Pressions sur des partenaires de SWISSAID au Niger

Ali Idrissa a été arrêté à son domicile par la police nigérienne, suite à une conférence de presse qui s'est déroulée le 17 juillet 2014 et un appel à manifester, à la veille de l'arrivée à Niamey du président français François Hollande. La responsable du GREN, Solli Ramatou, a également été arrêtée, ainsi qu'une dizaine de membres du ROTAB, dont Ali Idrissa est le responsable. Ces deux associations, très engagées en faveur d'une plus grande transparence dans le secteur des industries extractives au Niger, sont des partenaires de longue date de SWISSAID dans ce pays. SWISSAID a déploré les arrestations de membres de la société civile nigérienne.
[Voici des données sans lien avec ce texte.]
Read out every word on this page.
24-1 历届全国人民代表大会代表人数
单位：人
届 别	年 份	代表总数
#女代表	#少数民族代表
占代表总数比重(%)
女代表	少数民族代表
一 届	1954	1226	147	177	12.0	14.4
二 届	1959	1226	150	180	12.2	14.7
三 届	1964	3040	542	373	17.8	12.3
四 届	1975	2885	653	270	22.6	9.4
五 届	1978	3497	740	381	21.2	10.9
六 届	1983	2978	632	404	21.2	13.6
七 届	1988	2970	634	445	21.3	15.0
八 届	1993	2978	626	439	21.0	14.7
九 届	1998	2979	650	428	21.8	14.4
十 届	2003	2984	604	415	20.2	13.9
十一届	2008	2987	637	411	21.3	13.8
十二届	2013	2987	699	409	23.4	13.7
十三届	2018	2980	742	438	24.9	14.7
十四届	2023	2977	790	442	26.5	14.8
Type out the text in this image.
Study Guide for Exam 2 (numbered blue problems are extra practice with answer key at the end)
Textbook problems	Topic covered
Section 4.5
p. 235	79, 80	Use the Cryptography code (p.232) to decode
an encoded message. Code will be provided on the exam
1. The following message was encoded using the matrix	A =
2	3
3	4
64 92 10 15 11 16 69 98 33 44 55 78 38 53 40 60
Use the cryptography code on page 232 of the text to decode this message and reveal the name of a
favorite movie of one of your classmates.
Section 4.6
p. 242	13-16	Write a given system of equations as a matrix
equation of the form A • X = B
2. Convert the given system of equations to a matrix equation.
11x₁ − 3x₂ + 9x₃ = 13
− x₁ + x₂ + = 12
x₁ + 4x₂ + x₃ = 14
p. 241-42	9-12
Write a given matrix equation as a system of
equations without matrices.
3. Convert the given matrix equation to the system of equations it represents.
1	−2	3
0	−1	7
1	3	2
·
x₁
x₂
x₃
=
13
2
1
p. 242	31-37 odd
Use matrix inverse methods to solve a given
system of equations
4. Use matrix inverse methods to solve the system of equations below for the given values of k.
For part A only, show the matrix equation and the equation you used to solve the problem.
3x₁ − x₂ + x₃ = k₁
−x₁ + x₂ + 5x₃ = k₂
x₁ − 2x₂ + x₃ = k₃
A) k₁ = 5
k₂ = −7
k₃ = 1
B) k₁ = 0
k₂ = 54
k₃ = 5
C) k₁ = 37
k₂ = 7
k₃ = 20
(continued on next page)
Tous deux ont été relâchés, mais la vigilance reste de mise. Lors de la conférence de presse qui avait précédé la venue du président français, Ali Idrissa avait critiqué le partenariat entre AREVA et le Niger, qui vient d’être conclu, après des mois de négociations. Plusieurs organisations de la société civile se montrent également déçues par le nouvel accord sur les contrats miniers entre le Niger et Areva, qui, selon elles, ne laisse à nouveau que «des miettes aux Nigériens». Pourtant, l’espoir avait été grand de voir enfin cet accord permettre au Niger de tirer un prix plus juste pour son uranium, exploité depuis plusieurs décennies par le géant du nucléaire français.

«C’est un accord sur lequel le Niger a été grugé, on n’a rien gagné du tout; on a fait semblant de conduire des négociations pendant près de 18 mois pour aboutir à rien», avait déploré Madame Ramatou Solli, du GREN. Cette association partenaire de SWISSAID avait organisé en 2013 à Niamey une conférence sur les industries extractives, avec l’appui de la Fédération genevoise de coopération, et la participation de Gilles Labarthe, un journaliste membre de SWISSAID Genève. Quant à Ali Idrissa, il a déjà participé à plusieurs reprises à des conférences organisées par SWISSAID en Suisse, sur le thème de la transparence dans le secteur des matières premières. C’est dire si SWISSAID va continuer à suivre de près l’évolution de la situation au Niger, et rester très vigilante quant aux pressions et aux menaces exercées à l’égard de ses partenaires.